5)  What are your math goals for this year?  (i.e. getting into the Harper College Algebra course, staying eligible every week for a sport, etc.)
6)  What are your overall freshman/junior year academic goals? (i.e. getting a passing score on an AP test, getting into the Harper 103 English course, etc.)

I have looked over these replies and will have one on one meetings with each student over the next couple weeks.  During these meetings, I am going to have students fill out the following card, which will be stapled to their portfolios.  This way, every time we go over assessments, students will be able to look at their goals and reflect on them.  I am still brainstorming ideas of how best to document these student refections, so if you have any ideas, please share!

What I learned about my students through this exercise:
- Which students want to get into the Harper College Algebra Course (These students will need additional skills to pass the placement test to get into the course.)
- Which students may need interventions early on (These students should get into good habits early by being encouraged to come in before school, during lunch or visiting the Mastery Lab regularly for help.)
- Which students should be challenged to try to get into the Harper College Algebra course (Maybe they don't realize that it is an option for them.)
- Which students do not have aspirations for schooling following high school (I will need to learn more about these students as to why they do not want to pursue a continued education.)

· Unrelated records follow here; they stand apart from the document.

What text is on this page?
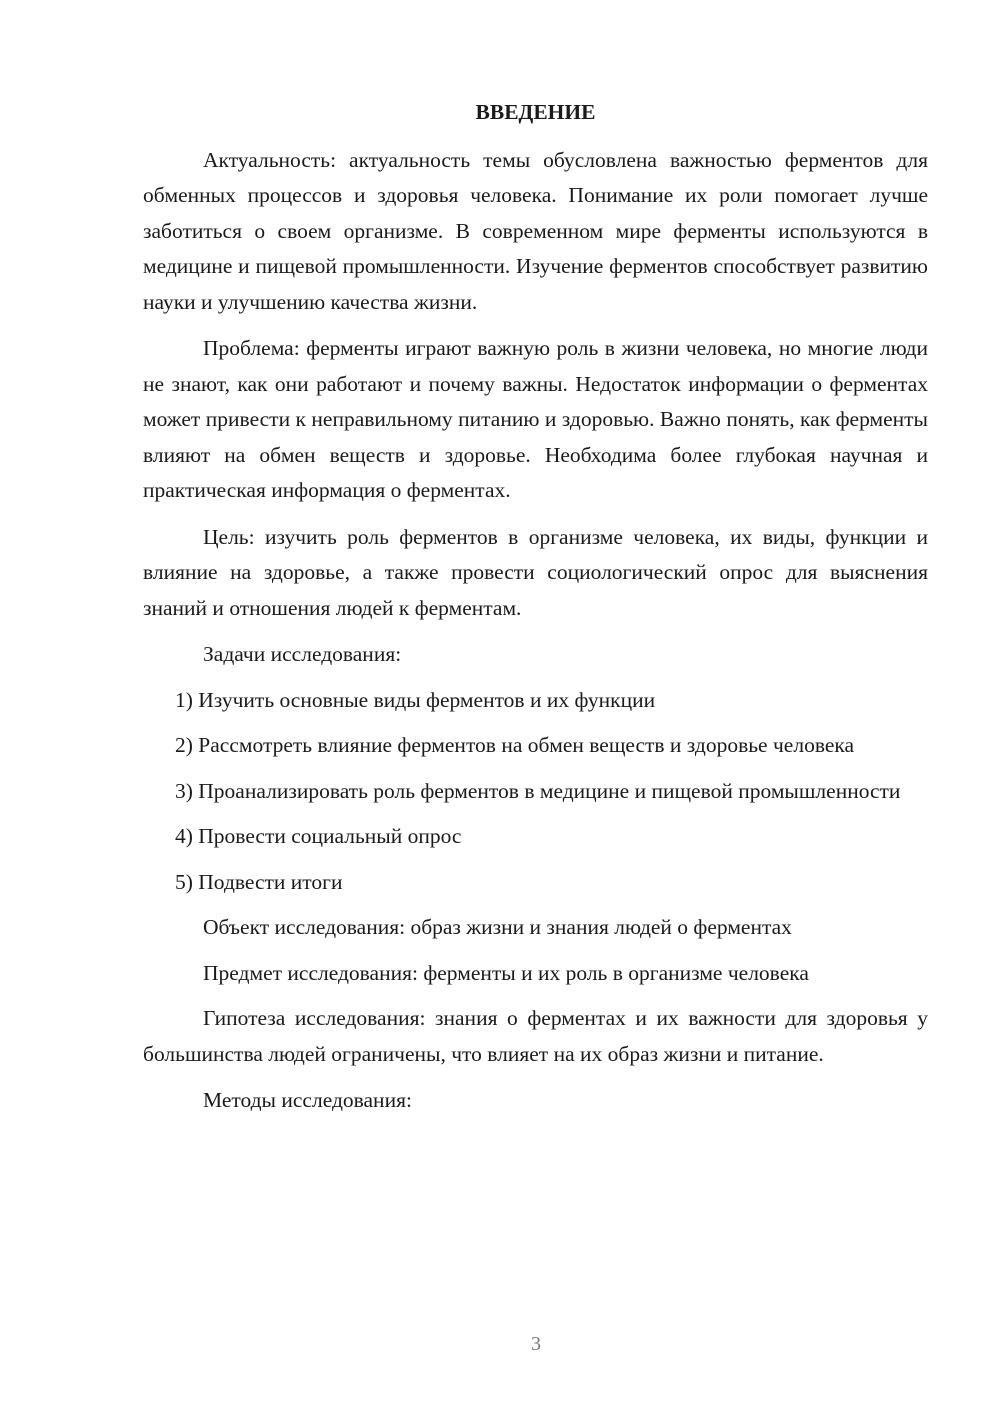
ВВЕДЕНИЕ

Актуальность: актуальность темы обусловлена важностью ферментов для обменных процессов и здоровья человека. Понимание их роли помогает лучше заботиться о своем организме. В современном мире ферменты используются в медицине и пищевой промышленности. Изучение ферментов способствует развитию науки и улучшению качества жизни.

Проблема: ферменты играют важную роль в жизни человека, но многие люди не знают, как они работают и почему важны. Недостаток информации о ферментах может привести к неправильному питанию и здоровью. Важно понять, как ферменты влияют на обмен веществ и здоровье. Необходима более глубокая научная и практическая информация о ферментах.

Цель: изучить роль ферментов в организме человека, их виды, функции и влияние на здоровье, а также провести социологический опрос для выяснения знаний и отношения людей к ферментам.

Задачи исследования:

1) Изучить основные виды ферментов и их функции

2) Рассмотреть влияние ферментов на обмен веществ и здоровье человека

3) Проанализировать роль ферментов в медицине и пищевой промышленности

4) Провести социальный опрос

5) Подвести итоги

Объект исследования: образ жизни и знания людей о ферментах

Предмет исследования: ферменты и их роль в организме человека

Гипотеза исследования: знания о ферментах и их важности для здоровья у большинства людей ограничены, что влияет на их образ жизни и питание.

Методы исследования:

3
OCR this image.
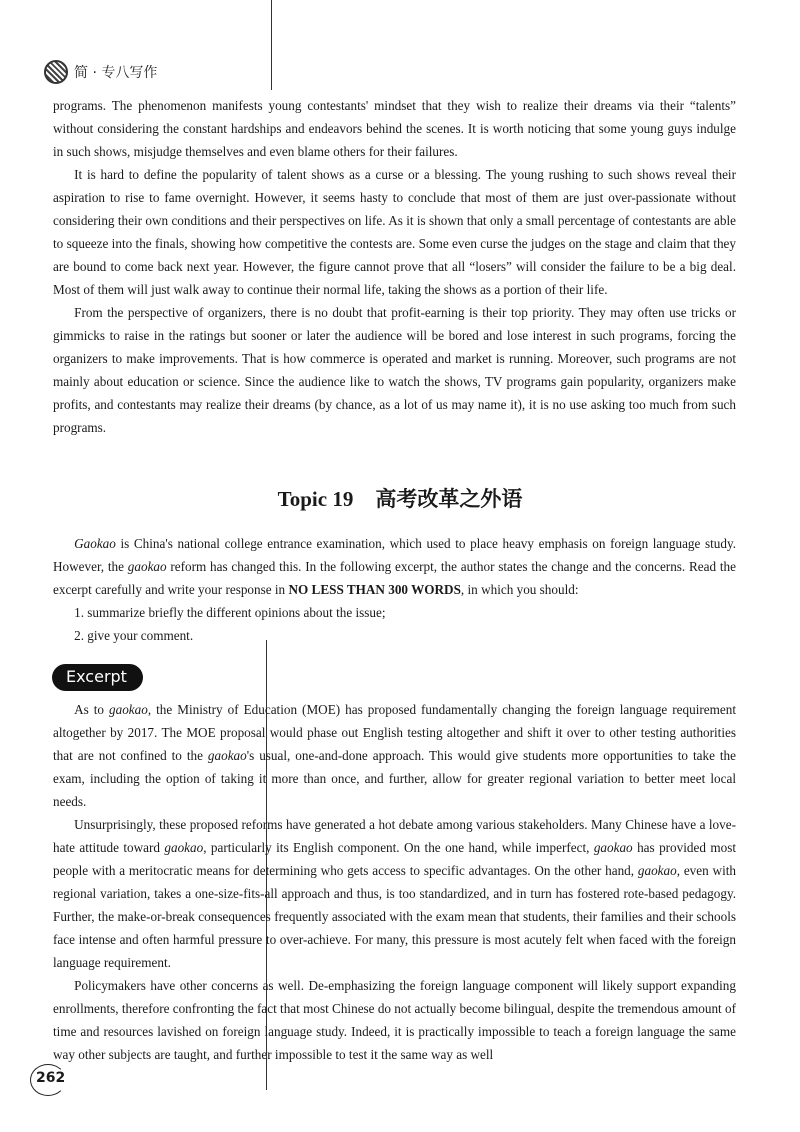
简 · 专八写作

programs. The phenomenon manifests young contestants' mindset that they wish to realize their dreams via their “talents” without considering the constant hardships and endeavors behind the scenes. It is worth noticing that some young guys indulge in such shows, misjudge themselves and even blame others for their failures.

It is hard to define the popularity of talent shows as a curse or a blessing. The young rushing to such shows reveal their aspiration to rise to fame overnight. However, it seems hasty to conclude that most of them are just over-passionate without considering their own conditions and their perspectives on life. As it is shown that only a small percentage of contestants are able to squeeze into the finals, showing how competitive the contests are. Some even curse the judges on the stage and claim that they are bound to come back next year. However, the figure cannot prove that all “losers” will consider the failure to be a big deal. Most of them will just walk away to continue their normal life, taking the shows as a portion of their life.

From the perspective of organizers, there is no doubt that profit-earning is their top priority. They may often use tricks or gimmicks to raise in the ratings but sooner or later the audience will be bored and lose interest in such programs, forcing the organizers to make improvements. That is how commerce is operated and market is running. Moreover, such programs are not mainly about education or science. Since the audience like to watch the shows, TV programs gain popularity, organizers make profits, and contestants may realize their dreams (by chance, as a lot of us may name it), it is no use asking too much from such programs.

Topic 19 高考改革之外语

Gaokao is China's national college entrance examination, which used to place heavy emphasis on foreign language study. However, the gaokao reform has changed this. In the following excerpt, the author states the change and the concerns. Read the excerpt carefully and write your response in NO LESS THAN 300 WORDS, in which you should:

1. summarize briefly the different opinions about the issue;

2. give your comment.

Excerpt

As to gaokao, the Ministry of Education (MOE) has proposed fundamentally changing the foreign language requirement altogether by 2017. The MOE proposal would phase out English testing altogether and shift it over to other testing authorities that are not confined to the gaokao's usual, one-and-done approach. This would give students more opportunities to take the exam, including the option of taking it more than once, and further, allow for greater regional variation to better meet local needs.

Unsurprisingly, these proposed reforms have generated a hot debate among various stakeholders. Many Chinese have a love-hate attitude toward gaokao, particularly its English component. On the one hand, while imperfect, gaokao has provided most people with a meritocratic means for determining who gets access to specific advantages. On the other hand, gaokao, even with regional variation, takes a one-size-fits-all approach and thus, is too standardized, and in turn has fostered rote-based pedagogy. Further, the make-or-break consequences frequently associated with the exam mean that students, their families and their schools face intense and often harmful pressure to over-achieve. For many, this pressure is most acutely felt when faced with the foreign language requirement.

Policymakers have other concerns as well. De-emphasizing the foreign language component will likely support expanding enrollments, therefore confronting the fact that most Chinese do not actually become bilingual, despite the tremendous amount of time and resources lavished on foreign language study. Indeed, it is practically impossible to teach a foreign language the same way other subjects are taught, and further impossible to test it the same way as well

262
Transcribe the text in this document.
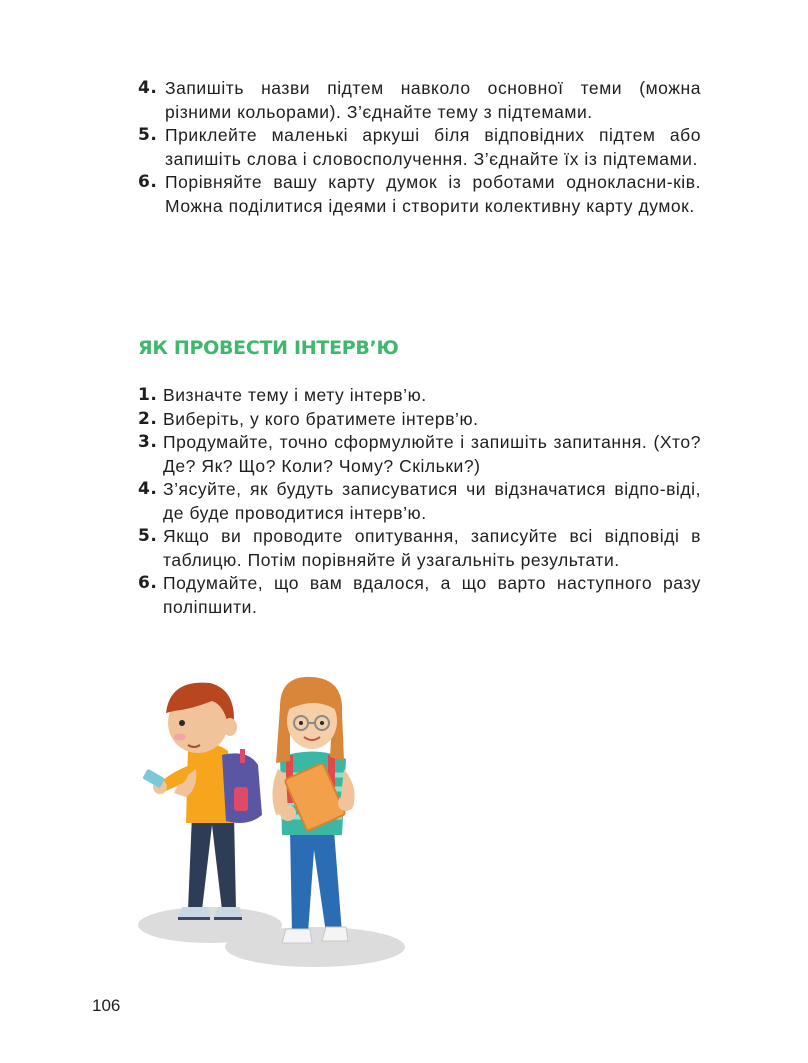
4. Запишіть назви підтем навколо основної теми (можна різними кольорами). З’єднайте тему з підтемами.
5. Приклейте маленькі аркуші біля відповідних підтем або запишіть слова і словосполучення. З’єднайте їх із підтемами.
6. Порівняйте вашу карту думок із роботами однокласни-ків. Можна поділитися ідеями і створити колективну карту думок.
ЯК ПРОВЕСТИ ІНТЕРВ’Ю
1. Визначте тему і мету інтерв’ю.
2. Виберіть, у кого братимете інтерв’ю.
3. Продумайте, точно сформулюйте і запишіть запитання. (Хто? Де? Як? Що? Коли? Чому? Скільки?)
4. З’ясуйте, як будуть записуватися чи відзначатися відпо-віді, де буде проводитися інтерв’ю.
5. Якщо ви проводите опитування, записуйте всі відповіді в таблицю. Потім порівняйте й узагальніть результати.
6. Подумайте, що вам вдалося, а що варто наступного разу поліпшити.
106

This biggest component of all these activities was that I want students to be comfortable by allowing for student voice in the classroom.  They get to determine what they share with me and what they share with the class.  For example, I let them choose their 'favorite' with the class.  I could've said that everyone needed to share their favorite color, but instead I wanted to see what my students wanted to share about themselves.  I will be documenting more of my encouragement of student voice and building relationships throughout this year's blog posts.